Examples of on-chain metrics
We will now explore some of the most considered metrics, referring to Bitcoin specific case.
- Active Addresses: active addresses refers to the number of unique addresses that are transacting on the Bitcoin network. This metric can provide insight into the level of adoption and usage of the network. An increase in active addresses can suggest growing interest and participation, which may have a positive effect on the cryptocurrency price.
- Transaction Volume: transaction volume measures the total amount of Bitcoin that is being transacted on the network. This metric can provide insight into the level of demand for Bitcoin; an increase suggests gowing attention and use of Bitcoin, which may positively affect its price.
- Velocity: velocity is a metric that measures the rate at which Bitcoin is changing hands between users. It is calculated by dividing the total transaction volume on the Bitcoin network by the average amount of Bitcoin held by each user. A high velocity may indicate that Bitcoin is being used frequently and changing hands quickly, which is a positive sign for the network’s health and adoption. On the other hand, a low velocity may suggest that the cryptocurrency is being held more as a store of value rather than being used for transactions, which could potentially lead to decreased network activity and adoption.
- Hash Rate: hash rate refers to the computing power that is being used to secure the network. This metric provides insight into the overall health and security of the network; a higher hash rate suggests a more secure network.
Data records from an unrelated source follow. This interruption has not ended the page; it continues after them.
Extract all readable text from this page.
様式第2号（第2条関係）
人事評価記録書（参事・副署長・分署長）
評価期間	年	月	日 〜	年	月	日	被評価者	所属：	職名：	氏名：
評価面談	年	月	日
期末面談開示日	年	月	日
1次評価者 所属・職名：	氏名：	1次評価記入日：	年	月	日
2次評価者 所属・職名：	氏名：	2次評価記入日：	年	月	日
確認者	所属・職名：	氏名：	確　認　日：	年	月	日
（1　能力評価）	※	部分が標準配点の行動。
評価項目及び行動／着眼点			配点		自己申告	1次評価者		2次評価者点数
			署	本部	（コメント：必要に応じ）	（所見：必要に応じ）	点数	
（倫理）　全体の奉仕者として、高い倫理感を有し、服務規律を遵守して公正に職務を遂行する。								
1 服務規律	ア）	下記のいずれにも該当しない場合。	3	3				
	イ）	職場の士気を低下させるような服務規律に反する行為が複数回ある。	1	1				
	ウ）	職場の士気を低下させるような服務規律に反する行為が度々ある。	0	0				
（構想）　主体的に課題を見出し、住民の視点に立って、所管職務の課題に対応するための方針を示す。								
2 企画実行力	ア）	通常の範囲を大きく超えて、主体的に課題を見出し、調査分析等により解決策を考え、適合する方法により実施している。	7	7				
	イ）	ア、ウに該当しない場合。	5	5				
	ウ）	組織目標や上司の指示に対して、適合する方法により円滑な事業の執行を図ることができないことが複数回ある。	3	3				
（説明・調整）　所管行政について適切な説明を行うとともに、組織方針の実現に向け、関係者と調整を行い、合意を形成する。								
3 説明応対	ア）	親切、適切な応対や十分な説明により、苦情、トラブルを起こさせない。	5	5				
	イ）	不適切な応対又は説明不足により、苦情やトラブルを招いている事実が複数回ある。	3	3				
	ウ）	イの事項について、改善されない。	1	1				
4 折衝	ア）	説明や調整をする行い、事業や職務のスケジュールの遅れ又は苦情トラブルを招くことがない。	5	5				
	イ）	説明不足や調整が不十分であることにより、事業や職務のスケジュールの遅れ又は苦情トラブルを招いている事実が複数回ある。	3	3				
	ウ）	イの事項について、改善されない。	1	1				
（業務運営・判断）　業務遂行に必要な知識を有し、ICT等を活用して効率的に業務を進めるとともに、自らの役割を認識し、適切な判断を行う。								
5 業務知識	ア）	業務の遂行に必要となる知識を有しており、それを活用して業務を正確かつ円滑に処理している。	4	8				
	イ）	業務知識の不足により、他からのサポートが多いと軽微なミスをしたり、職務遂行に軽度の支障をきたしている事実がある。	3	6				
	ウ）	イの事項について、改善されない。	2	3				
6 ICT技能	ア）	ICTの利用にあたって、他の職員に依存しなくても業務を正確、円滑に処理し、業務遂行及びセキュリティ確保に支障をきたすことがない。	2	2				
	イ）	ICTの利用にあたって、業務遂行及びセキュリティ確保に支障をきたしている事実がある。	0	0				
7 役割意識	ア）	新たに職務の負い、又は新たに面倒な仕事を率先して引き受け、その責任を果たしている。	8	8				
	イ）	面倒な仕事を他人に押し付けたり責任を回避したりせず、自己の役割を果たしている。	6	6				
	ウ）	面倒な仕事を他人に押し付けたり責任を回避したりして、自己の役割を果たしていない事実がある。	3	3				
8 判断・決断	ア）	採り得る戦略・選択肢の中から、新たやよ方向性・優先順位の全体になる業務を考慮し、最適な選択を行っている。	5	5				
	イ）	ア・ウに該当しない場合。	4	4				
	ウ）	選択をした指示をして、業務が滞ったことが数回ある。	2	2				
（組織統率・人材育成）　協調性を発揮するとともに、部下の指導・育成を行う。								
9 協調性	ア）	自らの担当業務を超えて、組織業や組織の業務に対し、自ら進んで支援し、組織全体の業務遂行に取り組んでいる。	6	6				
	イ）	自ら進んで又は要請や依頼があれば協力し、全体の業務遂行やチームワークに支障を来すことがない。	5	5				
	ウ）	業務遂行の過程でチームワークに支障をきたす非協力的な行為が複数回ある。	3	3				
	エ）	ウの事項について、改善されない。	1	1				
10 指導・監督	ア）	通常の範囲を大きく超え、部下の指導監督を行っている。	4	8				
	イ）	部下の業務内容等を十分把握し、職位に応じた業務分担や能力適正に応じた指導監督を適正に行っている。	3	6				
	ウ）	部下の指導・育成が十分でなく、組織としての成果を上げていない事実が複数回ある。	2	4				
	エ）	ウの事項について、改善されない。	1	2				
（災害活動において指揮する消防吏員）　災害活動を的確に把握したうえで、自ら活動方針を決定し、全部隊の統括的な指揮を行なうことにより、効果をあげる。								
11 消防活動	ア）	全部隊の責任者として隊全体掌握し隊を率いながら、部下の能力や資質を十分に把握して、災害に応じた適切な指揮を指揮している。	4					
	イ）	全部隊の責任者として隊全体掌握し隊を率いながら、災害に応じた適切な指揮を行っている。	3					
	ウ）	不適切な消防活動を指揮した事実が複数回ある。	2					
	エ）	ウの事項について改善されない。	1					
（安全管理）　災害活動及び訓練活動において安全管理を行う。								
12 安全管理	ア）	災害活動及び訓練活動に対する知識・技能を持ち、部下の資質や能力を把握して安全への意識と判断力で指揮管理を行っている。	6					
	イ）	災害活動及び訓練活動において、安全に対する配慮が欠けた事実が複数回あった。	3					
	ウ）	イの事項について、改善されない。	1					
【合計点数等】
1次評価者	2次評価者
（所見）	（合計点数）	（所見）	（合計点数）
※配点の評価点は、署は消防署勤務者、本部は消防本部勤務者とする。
- Miner revenue: miner revenue is the total amount of revenue earned by Bitcoin miners from mining rewards and transaction fees. When miner revenue is high, it may indicate there is significant demand for transaction processing on the network; on the other hand, if miner revenue is low, it may suggest that mining is becoming less profitable.
- Stock-to-Flow Ratio: the stock-to-flow ratio compares the total supply of Bitcoin (the stock) to the annual production rate (the flow). This ratio can provide insight into the scarcity of Bitcoin and its potential value. A higher stock-to-flow ratio suggests a more scarce asset, which may produce an increase on its price.
- MVRV Ratio: the MVRV ratio compares the market value of Bitcoin to its realized value. Realized value is an estimate of the cost basis of all outstanding Bitcoins. This metric indicates whether Bitcoin is currently overvalued or undervalued: an MVRV ratio above 1 suggests that Bitcoin is overvalued, while a ratio below 1 suggests that it is undervalued.
- Puell Multiple: the Puell Multiple compares in a ratio the current Bitcoin mining rewards to their historical average. This metric can provide insight into whether Bitcoin miners are selling their rewards or holding onto them. An increase in the Puell Multiple suggests that miners are selling, which may put downward pressure on Bitcoin’s price.
It’s important to note that the metrics mentioned above are just a few of the many possible indicators that can be used to analyze Bitcoin’s performance. However, because the Bitcoin blockchain is transparent and all transactions are publicly recorded, anyone who is willing to analyze the data can gain valuable insights into the network’s health and activity.
Conclusion
To sum up, on-chain analysis is a useful tool for investors looking to gain a deeper understanding of the Bitcoin network’s health and activity. However, it’s important to note that on-chain analysis is just one “piece of the puzzle”; this analysis should be merged with other considerations and an outlook of the crypto market, considering macroeconomic factors and industry news, in this way Bitcoin market and its potential movements can be more understandable.